I think this is why they opted to add – in front of negative numbers regardless of string representation (binary, oct, hex, decimal …).
If you wish to replicate the C behaviour and get the negative represented in two complement form you have the following options:
1 int > uint > bin using numpy
The most straight forward way is to dump the value as signed limited int and read it as unsigned.

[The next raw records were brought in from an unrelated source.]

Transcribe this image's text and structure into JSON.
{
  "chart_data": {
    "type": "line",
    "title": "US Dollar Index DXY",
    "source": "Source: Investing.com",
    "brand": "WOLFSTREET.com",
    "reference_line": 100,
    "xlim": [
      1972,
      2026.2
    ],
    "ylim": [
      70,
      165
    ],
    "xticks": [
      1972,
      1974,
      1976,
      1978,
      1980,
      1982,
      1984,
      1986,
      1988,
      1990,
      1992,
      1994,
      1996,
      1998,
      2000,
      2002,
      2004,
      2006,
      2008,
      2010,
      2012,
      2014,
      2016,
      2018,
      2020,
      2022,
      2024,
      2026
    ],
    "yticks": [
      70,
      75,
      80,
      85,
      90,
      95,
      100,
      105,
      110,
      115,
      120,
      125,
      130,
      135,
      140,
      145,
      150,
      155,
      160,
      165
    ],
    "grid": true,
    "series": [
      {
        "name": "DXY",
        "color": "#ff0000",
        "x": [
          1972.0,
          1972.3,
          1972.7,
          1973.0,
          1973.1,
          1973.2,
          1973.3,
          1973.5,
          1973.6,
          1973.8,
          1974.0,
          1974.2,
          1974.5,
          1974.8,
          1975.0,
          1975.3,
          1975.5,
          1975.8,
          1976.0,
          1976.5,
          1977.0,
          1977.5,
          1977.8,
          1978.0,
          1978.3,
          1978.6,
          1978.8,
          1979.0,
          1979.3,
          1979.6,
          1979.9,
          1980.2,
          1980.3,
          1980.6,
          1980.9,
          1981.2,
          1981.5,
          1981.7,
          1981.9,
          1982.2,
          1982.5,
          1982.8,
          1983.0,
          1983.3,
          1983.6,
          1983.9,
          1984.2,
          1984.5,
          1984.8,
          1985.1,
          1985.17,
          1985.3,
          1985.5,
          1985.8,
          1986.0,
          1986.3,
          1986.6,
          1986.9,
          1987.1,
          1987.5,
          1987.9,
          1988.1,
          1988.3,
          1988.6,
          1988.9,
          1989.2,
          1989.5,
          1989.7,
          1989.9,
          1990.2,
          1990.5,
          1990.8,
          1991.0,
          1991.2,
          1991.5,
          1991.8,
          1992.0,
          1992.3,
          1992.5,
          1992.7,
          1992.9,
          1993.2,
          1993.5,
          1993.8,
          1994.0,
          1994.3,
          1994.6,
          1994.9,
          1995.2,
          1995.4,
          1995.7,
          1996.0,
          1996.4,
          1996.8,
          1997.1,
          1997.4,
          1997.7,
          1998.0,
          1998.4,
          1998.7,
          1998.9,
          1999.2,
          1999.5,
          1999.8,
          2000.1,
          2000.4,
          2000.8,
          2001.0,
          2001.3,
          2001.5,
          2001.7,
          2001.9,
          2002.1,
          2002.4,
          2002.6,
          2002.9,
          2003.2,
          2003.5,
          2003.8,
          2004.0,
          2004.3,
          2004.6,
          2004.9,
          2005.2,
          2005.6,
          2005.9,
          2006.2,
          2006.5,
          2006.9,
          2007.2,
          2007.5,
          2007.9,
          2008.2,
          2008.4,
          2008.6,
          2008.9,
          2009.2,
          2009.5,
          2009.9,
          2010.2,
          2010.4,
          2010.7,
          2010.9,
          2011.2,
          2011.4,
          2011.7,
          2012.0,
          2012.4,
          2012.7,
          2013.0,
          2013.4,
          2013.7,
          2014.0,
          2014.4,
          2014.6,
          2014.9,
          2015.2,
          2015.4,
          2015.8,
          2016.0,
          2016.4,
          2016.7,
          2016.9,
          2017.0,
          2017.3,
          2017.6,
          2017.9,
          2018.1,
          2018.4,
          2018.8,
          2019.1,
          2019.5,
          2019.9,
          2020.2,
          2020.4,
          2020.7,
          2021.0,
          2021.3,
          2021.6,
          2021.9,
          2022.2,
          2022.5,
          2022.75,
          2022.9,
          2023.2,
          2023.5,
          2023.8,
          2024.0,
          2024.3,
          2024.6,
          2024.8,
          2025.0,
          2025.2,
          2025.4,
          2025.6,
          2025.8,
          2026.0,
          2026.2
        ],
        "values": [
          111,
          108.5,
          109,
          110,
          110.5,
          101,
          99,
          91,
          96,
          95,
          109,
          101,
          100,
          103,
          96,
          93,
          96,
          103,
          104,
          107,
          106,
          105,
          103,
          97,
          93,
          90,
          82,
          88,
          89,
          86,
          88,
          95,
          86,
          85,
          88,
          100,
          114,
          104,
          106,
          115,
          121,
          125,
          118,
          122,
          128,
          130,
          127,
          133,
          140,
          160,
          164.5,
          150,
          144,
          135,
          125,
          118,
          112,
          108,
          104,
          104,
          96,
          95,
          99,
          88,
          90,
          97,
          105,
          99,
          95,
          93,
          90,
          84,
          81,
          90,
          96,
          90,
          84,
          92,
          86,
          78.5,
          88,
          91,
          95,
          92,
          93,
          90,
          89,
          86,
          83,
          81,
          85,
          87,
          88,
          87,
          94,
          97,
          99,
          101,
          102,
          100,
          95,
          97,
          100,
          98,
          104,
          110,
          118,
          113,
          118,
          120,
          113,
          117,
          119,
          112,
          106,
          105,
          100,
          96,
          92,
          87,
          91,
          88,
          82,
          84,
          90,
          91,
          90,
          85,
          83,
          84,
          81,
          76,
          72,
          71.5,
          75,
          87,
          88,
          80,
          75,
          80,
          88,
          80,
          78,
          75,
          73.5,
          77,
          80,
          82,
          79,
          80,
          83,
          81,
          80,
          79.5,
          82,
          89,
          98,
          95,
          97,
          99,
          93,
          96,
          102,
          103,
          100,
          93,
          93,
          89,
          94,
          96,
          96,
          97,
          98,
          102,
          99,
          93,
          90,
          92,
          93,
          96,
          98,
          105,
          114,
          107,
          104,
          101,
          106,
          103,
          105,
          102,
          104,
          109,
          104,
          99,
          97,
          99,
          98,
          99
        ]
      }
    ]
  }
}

If you have access to numpy the code is pretty easy to read:
>>> bin(np.int16(-30).astype(np.uint16))
'0b1111111111100010'
>>> bin(np.int16(-1).astype(np.uint16))
'0b1111111111111111'
>>> bin(np.int16(-2).astype(np.uint16))
'0b1111111111111110'
>>> bin(np.int16(-16).astype(np.uint16))
'0b1111111111110000'
2 int > uint > bin using struct
You can do the similar think with struct but it is slightly harder to understand
>>> bin(struct.unpack('>H', struct.pack('>h', 30))[0])
'0b1111111111100010'
>>> bin(struct.unpack('>H', struct.pack('>h', -1))[0])
'0b1111111111111111'
>>> bin(struct.unpack('>H', struct.pack('>h', -2))[0])
'0b1111111111111110'
>>> bin(struct.unpack('>H', struct.pack('>h', -16))[0])
'0b1111111111110000'
Note: h is signed and H is unsigned int 16, and ‘>’ stands for bigendian it comes handy if you want to read bytes directly without converting them back to int
3. int using struct, then read byte by byte and convert to bin
>>> ''.join(f'{byte:08b}' for byte in struct.pack('>h', -1<<15))
'1000000000000000'
>>> ''.join(f'{byte:08b}' for byte in struct.pack('>h', -1))
'1111111111111111'
>>> ''.join(f'{byte:08b}' for byte in struct.pack('>h', -2))
'1111111111111110'
>>> ''.join(f'{byte:08b}' for byte in struct.pack('>h', -16))
'1111111111110000'
Note this has some quirks, as you need to remember to enforce the byte binary representation to be 8 digits long with ’08’.
3 Directly from math,
Lastly you can go check what wikipedia says about 2 complement representation and get it implemented directly from the math formula Two complement > Subtraction from 2N
>>> bin(2**16 -16)
'0b1111111111110000'
>>> bin(2**16 -3)
'0b1111111111111101'
This looks super simple but it is hard to understand if you are not versed in the way 2 complement representation works.